自衛隊中央病院 箱崎 幸也・越智 文雄・宇都宮 勝之
コレラ菌による激しい下痢は、抗O1抗血清に凝集する菌のVibrio cholerae O1によって引き起こされる。ヒトへの感染は、汚染された水/食品や便からの経口感染である。コレラ菌は、乾燥, 熱, 塩素消毒に弱いが、水中では数日生存する。1992年にベンガル型O139コレラは、新型コレラとしてインド全土だけでなく世界的流行の兆しをみせ、現在でも対応が必要である。生物テロ攻撃は経口で行われるので、良好な環境衛生状態の保持が重要である。

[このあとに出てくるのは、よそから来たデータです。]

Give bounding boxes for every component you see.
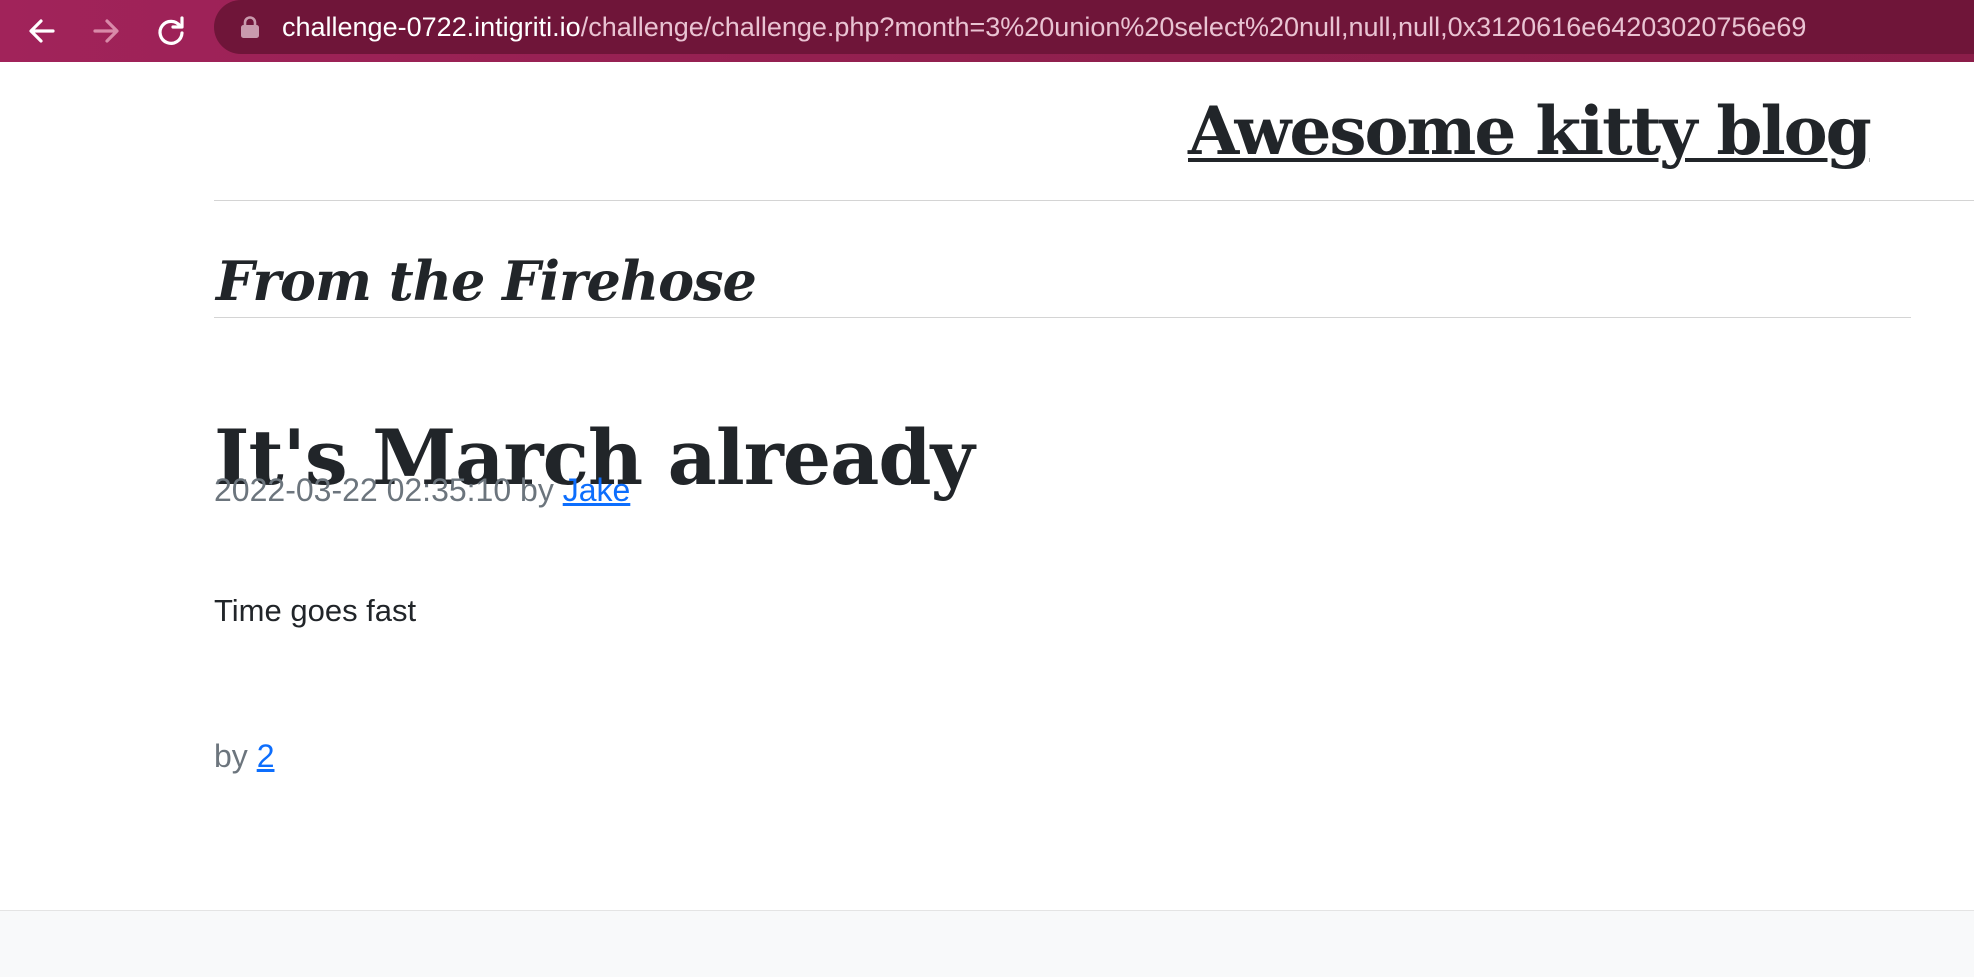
post-by-label: by [520, 472, 554, 508]
url-text[interactable]: challenge-0722.intigriti.io/challenge/ch… [282, 13, 1806, 41]
browser-toolbar: challenge-0722.intigriti.io/challenge/ch… [0, 0, 1974, 62]
post-author-link[interactable]: Jake [563, 472, 631, 508]
post-author-link-second[interactable]: 2 [257, 738, 275, 774]
reload-icon [158, 16, 184, 45]
post-date: 2022-03-22 02:35:10 [214, 472, 512, 508]
header-divider [214, 200, 1974, 201]
lock-icon [241, 16, 259, 38]
url-host: challenge-0722.intigriti.io [282, 12, 581, 42]
url-path: /challenge/challenge.php?month=3%20union… [580, 12, 1807, 42]
section-heading: From the Firehose [216, 248, 757, 313]
forward-button[interactable] [81, 6, 131, 56]
post-body: Time goes fast [214, 593, 417, 628]
arrow-left-icon [29, 19, 55, 43]
post-meta: 2022-03-22 02:35:10 by Jake [214, 472, 630, 509]
arrow-right-icon [93, 19, 119, 43]
page-content: Awesome kitty blog From the Firehose It'… [0, 62, 1974, 910]
page-footer [0, 910, 1974, 977]
post-meta-second: by 2 [214, 738, 274, 775]
post-by-label-second: by [214, 738, 248, 774]
blog-title-link[interactable]: Awesome kitty blog [1188, 92, 1872, 170]
section-divider [214, 317, 1911, 318]
reload-button[interactable] [146, 6, 196, 56]
address-bar[interactable]: challenge-0722.intigriti.io/challenge/ch… [214, 0, 1974, 54]
back-button[interactable] [17, 6, 67, 56]
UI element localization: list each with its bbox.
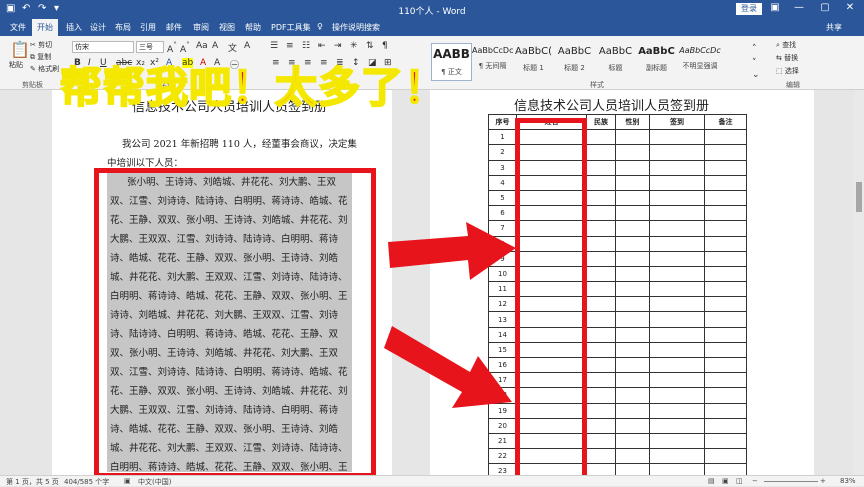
style-subtitle[interactable]: AaBbC 副标题 [636, 43, 677, 81]
annotation-banner: 帮帮我吧！太多了！ [59, 62, 448, 113]
document-title: 110个人 - Word [398, 7, 466, 17]
cut-label: 剪切 [38, 41, 53, 49]
selection-highlight-box [94, 168, 376, 478]
styles-scroll-down-icon[interactable]: ˅ [752, 58, 757, 68]
style-heading-1[interactable]: AaBbC( 标题 1 [513, 43, 554, 81]
replace-label: 替换 [784, 54, 799, 62]
tab-file[interactable]: 文件 [10, 22, 26, 33]
copy-label: 复制 [37, 53, 52, 61]
sort-icon[interactable]: ⇅ [366, 41, 374, 51]
styles-group-label: 样式 [590, 81, 604, 89]
change-case-icon[interactable]: Aa [196, 41, 208, 51]
find-button[interactable]: ⌕ 查找 [776, 40, 796, 50]
tab-review[interactable]: 审阅 [193, 22, 209, 33]
style-sample: AaBbC [598, 46, 633, 57]
tab-design[interactable]: 设计 [90, 22, 106, 33]
zoom-out-icon[interactable]: − [752, 477, 758, 485]
share-button[interactable]: 共享 [826, 22, 842, 33]
find-label: 查找 [782, 41, 797, 49]
style-name: 副标题 [646, 64, 667, 72]
font-size-dropdown[interactable]: 三号 [136, 41, 164, 53]
style-sample: AaBbCcDc [679, 46, 721, 55]
read-mode-icon[interactable]: ▤ [708, 477, 715, 485]
style-subtle-emphasis[interactable]: AaBbCcDc 不明显强调 [677, 43, 723, 81]
lightbulb-icon: ♀ [317, 22, 323, 31]
bullets-icon[interactable]: ☰ [270, 41, 278, 51]
style-name: 标题 [608, 64, 623, 72]
zoom-level[interactable]: 83% [840, 477, 856, 485]
char-border-icon[interactable]: A [244, 41, 250, 51]
style-name: 标题 2 [564, 64, 585, 72]
tab-references[interactable]: 引用 [140, 22, 156, 33]
style-name: ¶ 无间隔 [478, 62, 507, 70]
chinese-layout-icon[interactable]: ✳ [350, 41, 358, 51]
tab-pdf-tools[interactable]: PDF工具集 [271, 22, 311, 33]
clipboard-group-label: 剪贴板 [22, 81, 43, 89]
style-sample: AaBbCcDc [472, 46, 513, 55]
select-label: 选择 [784, 67, 799, 75]
decrease-indent-icon[interactable]: ⇤ [318, 41, 326, 51]
tab-view[interactable]: 视图 [219, 22, 235, 33]
style-name: 标题 1 [523, 64, 544, 72]
shrink-font-icon[interactable]: A˅ [180, 41, 190, 55]
copy-button[interactable]: ⧉ 复制 [30, 52, 51, 62]
login-button[interactable]: 登录 [736, 3, 762, 15]
arrow-lower [384, 326, 512, 408]
style-no-spacing[interactable]: AaBbCcDc ¶ 无间隔 [472, 43, 513, 81]
editing-group-label: 编辑 [786, 81, 800, 89]
tell-me-search[interactable]: 操作说明搜索 [332, 22, 380, 33]
increase-indent-icon[interactable]: ⇥ [334, 41, 342, 51]
grow-font-icon[interactable]: A˄ [167, 41, 177, 55]
font-name-dropdown[interactable]: 仿宋 [72, 41, 134, 53]
style-heading-2[interactable]: AaBbC 标题 2 [554, 43, 595, 81]
scrollbar-thumb[interactable] [856, 182, 862, 212]
vertical-scrollbar[interactable] [854, 90, 864, 475]
ribbon-options-icon[interactable]: ▣ [768, 2, 782, 13]
close-button[interactable]: ✕ [843, 2, 857, 13]
styles-scroll-up-icon[interactable]: ˄ [752, 44, 757, 54]
style-title[interactable]: AaBbC 标题 [595, 43, 636, 81]
style-sample: AaBbC [557, 46, 592, 57]
restore-button[interactable]: ▢ [818, 2, 832, 13]
status-bar: 第 1 页，共 5 页 404/585 个字 ▣ 中文(中国) ▤ ▣ ◫ − … [0, 475, 864, 486]
cut-button[interactable]: ✂ 剪切 [30, 40, 52, 50]
style-name: 不明显强调 [682, 62, 718, 70]
name-column-highlight-box [515, 118, 587, 480]
multilevel-list-icon[interactable]: ☷ [302, 41, 310, 51]
numbering-icon[interactable]: ≡ [286, 41, 294, 51]
zoom-in-icon[interactable]: + [820, 477, 826, 485]
zoom-slider[interactable] [764, 481, 818, 482]
style-sample: AaBbC [638, 46, 675, 57]
paste-icon[interactable]: 📋 [10, 40, 30, 59]
minimize-button[interactable]: — [792, 2, 806, 13]
show-marks-icon[interactable]: ¶ [382, 41, 388, 51]
tab-insert[interactable]: 插入 [66, 22, 82, 33]
web-layout-icon[interactable]: ◫ [736, 477, 743, 485]
tab-mailings[interactable]: 邮件 [166, 22, 182, 33]
proofing-icon[interactable]: ▣ [124, 477, 131, 485]
format-painter-label: 格式刷 [38, 65, 60, 73]
replace-button[interactable]: ⇆ 替换 [776, 53, 798, 63]
format-painter-button[interactable]: ✎ 格式刷 [30, 64, 59, 74]
ribbon-tabs: 文件 开始 插入 设计 布局 引用 邮件 审阅 视图 帮助 PDF工具集 ♀ 操… [0, 19, 864, 36]
tab-layout[interactable]: 布局 [115, 22, 131, 33]
tab-home[interactable]: 开始 [32, 19, 58, 36]
paste-button[interactable]: 粘贴 [9, 60, 23, 70]
title-bar: ▣ ↶ ↷ ▾ 110个人 - Word 登录 ▣ — ▢ ✕ [0, 0, 864, 19]
print-layout-icon[interactable]: ▣ [722, 477, 729, 485]
arrow-upper [388, 222, 516, 280]
clear-format-icon[interactable]: A [212, 41, 218, 51]
phonetic-guide-icon[interactable]: 文 [228, 41, 237, 54]
styles-more-icon[interactable]: ⌄ [752, 70, 760, 80]
select-button[interactable]: ⬚ 选择 [776, 66, 799, 76]
tab-help[interactable]: 帮助 [245, 22, 261, 33]
style-sample: AaBbC( [514, 46, 553, 57]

12〜17時間の潜伏期の後、突然の腹痛、嘔吐、悪寒とともに、主症状は下痢である。重症時には米のとぎ汁様の激しい水様性下痢と脱水症を呈する。下痢によって1日に5〜10Lの脱水を起こし、循環血液量減少性ショックに陥いて、死にいたることもある。未治療の患者の50%は死亡するが、適切な治療をすれば救命は容易である。
直接死因は下痢と嘔吐による脱水症であり、治療はWHO経口補水液 ORS(水 1リットル、NaCl 3.5g、NaHCO3 2.5g、KCl 1.5g、ブドウ糖 20g)で可能であるが、経口摂取できない時や重症例では経静脈補液を行う。ジュースやゲイタレードのようなスポーツドリンクでも代用できる。小児は、大人に比べコレラの脱水に弱い。抗菌薬は病期を短縮し、テトラサイクリン500mgまたはドキシサイクリン100mg経口投与が有効である。耐性株にはシプロフロキサシン500mgかエリスロマイシン500mgが必要である。小児はテトラサイクリン50mg/kg/day、エリスロマイシン40mg/kg/day、トリメトプリム−サルファメトキサゾール(ST合剤)40mg/kg/dayを3日間経口投与する。
ワクチンはあるが約半数の人にしか有効でなく、半年に1回の追加投与が必要である。食物の適切な保管、水の塩素消毒、手洗いの励行が、コレラ蔓延予防に有効である。感染者の便には注意を払い、患者に触ったものは十分に手洗いをする。次亜塩素酸塩は、コレラ菌の殺菌に非常に有効である。